Are you having trouble getting festive this holiday season?  Are you tired of the same old Christmas carols and Christmas movies that come on television every holiday season?  For those of you that want to celebrate the holidays this year but are dying for some variety this Christmahanukwanza, the Entertainment section would like to offer some suggestions to help celebrate the holidays.
Everybody has seen “It’s a Wonderful Life”, a “Christmas Story,” and “Charlie Brown’s Christmas.”  However nostalgic or commemorative these classics may be, it is time to make some Christmas classics for a new generation.
“A Christmas Carol” is such a great Christmas story, but Ebenezer Scrooge can really kill a good egg nog buzz.  1988’s “Scrooged” with Bill Murray is a hilarious take on Dicken’s classic that follows a cynically selfish TV exec (Murray) who is haunted in a manner similar to old Mr. Scrooge.
If you have built up tension from shopping or if you find the holiday season inspires a need to watch a slasher film, “Black Christmas” is the movie for you.  The 2006 version, which is gorier yet less suspenseful than the 1974 original, could be just the thing for those of you that need a release during the season or that feel watching sorority girls get hacked apart on Christmas Eve is the best way to be festive.
If you’re going to be spinning a dreidel or drinking some Manischewitz during December, Adam Sandler’s “Eight Crazy Nights” is a hilarious movie full of Sandler’s wild character’s and humor that follows a young man cynical about the Festival of Lights who rediscovers the meaning of the holidays.  The movie sports hilarious guest voices from Saturday Night Live.
If lighting advent candles and decorating your Christmas tree bring out your bad side, first of all, you should probably re-evaluate your life, second of all, you should watch “Bad Santa.”  In this dark comedy, Billy-Bob Thornton plays an alcoholic Santa con man who teams up with his fellow elf to rip off a shopping mall run by John Ritter, in his last film appearance.
If you are full of egg nog, fruitcake, and Nat King Cole’s “Christmas Song,” grab some Colt 45, throw out the yule log and burn some Christmas trees instead with Afroman on his holiday album, “A Colt 45 Christmas.”
With a mix of Christmas carol parodies and original songs, Afroman is up to his normal hi-jinks with songs like “Afroman is Coming to Town” and “The 12 J’s of Christmas.”  If you want a Christmas album your parents probably won’t enjoy, this one is for you.
For those hip-hop heads that can’t bear to tear their ears away from bass-thumping and rhyme-spitting gangstaliciousness, there are a couple mainstream Christmas rap albums that could pimp out Santa’s sleigh and give his elves a posse-chant to sing to while they build toys.

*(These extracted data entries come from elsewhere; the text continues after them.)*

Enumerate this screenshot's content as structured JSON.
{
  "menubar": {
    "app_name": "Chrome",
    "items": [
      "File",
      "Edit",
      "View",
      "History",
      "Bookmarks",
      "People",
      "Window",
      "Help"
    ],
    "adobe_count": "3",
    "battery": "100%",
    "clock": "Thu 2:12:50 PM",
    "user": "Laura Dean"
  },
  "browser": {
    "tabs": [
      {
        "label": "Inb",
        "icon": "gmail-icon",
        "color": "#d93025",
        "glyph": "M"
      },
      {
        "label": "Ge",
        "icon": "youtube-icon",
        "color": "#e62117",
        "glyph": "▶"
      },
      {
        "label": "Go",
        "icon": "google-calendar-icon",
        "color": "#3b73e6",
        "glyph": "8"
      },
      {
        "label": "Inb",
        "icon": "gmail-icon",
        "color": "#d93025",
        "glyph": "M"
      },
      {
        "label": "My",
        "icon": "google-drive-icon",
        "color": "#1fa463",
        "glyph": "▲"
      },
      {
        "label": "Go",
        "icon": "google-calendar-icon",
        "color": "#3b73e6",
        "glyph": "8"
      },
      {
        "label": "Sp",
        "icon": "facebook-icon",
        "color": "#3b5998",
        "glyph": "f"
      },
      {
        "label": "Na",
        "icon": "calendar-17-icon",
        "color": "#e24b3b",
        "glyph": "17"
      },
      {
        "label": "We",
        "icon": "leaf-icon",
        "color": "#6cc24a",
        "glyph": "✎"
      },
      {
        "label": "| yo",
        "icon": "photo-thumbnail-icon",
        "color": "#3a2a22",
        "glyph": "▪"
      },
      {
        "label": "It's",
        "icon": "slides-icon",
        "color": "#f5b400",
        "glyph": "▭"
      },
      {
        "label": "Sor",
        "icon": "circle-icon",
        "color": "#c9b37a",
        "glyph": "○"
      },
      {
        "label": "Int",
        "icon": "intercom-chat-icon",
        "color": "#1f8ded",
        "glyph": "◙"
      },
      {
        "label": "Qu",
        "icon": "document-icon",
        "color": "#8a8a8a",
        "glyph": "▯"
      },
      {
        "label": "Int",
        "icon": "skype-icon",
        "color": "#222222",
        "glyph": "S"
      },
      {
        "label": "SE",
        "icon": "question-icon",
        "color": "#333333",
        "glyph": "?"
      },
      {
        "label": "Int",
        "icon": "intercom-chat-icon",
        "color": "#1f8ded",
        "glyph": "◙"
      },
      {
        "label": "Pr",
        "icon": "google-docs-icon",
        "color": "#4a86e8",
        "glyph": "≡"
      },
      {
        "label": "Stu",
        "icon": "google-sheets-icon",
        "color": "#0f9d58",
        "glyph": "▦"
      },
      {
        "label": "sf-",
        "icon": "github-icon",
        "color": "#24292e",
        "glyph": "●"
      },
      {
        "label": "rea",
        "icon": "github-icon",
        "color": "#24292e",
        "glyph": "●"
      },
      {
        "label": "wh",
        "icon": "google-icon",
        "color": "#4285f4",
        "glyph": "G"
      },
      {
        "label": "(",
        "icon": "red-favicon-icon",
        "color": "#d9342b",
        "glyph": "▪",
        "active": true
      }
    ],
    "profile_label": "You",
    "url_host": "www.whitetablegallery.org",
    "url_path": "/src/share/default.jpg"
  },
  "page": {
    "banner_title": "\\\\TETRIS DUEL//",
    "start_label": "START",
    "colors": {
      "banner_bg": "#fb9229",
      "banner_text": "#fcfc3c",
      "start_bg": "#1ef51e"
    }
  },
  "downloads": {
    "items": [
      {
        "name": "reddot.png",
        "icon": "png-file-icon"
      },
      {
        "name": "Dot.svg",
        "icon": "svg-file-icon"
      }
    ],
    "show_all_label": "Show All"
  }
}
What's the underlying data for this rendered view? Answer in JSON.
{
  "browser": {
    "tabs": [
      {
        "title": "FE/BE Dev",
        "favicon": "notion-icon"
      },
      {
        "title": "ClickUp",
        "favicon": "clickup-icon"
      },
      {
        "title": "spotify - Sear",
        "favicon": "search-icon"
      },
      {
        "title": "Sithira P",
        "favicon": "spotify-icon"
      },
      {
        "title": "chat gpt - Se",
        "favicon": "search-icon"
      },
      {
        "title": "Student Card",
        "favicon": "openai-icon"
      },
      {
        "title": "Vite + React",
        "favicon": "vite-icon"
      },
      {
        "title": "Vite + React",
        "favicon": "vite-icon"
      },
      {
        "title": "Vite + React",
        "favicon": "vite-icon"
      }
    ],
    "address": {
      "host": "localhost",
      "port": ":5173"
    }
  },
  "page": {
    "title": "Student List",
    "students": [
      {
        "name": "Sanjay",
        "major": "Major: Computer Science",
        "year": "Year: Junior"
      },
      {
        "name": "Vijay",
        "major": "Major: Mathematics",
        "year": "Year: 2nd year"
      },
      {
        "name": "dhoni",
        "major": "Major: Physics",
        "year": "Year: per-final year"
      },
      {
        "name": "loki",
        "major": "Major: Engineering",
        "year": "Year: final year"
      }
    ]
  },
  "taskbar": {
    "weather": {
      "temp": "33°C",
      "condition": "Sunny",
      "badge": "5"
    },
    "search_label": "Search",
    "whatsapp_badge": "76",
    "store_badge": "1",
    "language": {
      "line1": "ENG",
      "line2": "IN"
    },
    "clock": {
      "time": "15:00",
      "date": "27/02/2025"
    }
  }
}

“Christmas on Death Row” is an urban Christmas album with a mix of Christmas rap and R&B renditions of classic carols.  Tracks like “Santa Claus Goes to Ghetto” and “Party 4 da Homies” reassure the listener that even rappers can celebrate the holidays while keeping it gangsta at the same time.
If you aren’t feeling quite that rebellious with your musical tastes, Sufjan Steven’s released an excellent alternative Christmas album with a more traditional feel.  “Sufjan Stevens: Songs for Christmas” sports 42 songs, some class carols and some written by Stevens himself.  If you are already a fan of Stevens, then you will love this intimate Christmas album that could easily become a favorite for future generations
If none of these suggestions prove to help you celebrate this holiday season, here is one last bit of advice.  Go to wherever you call home this holiday season, and cook a holiday recipe with your family.  Nothing helps the holiday season “set in” better than some holiday baked goods. Cooking can allow you to spend much-needed time with your family at home, where everyone belongs during the holidays.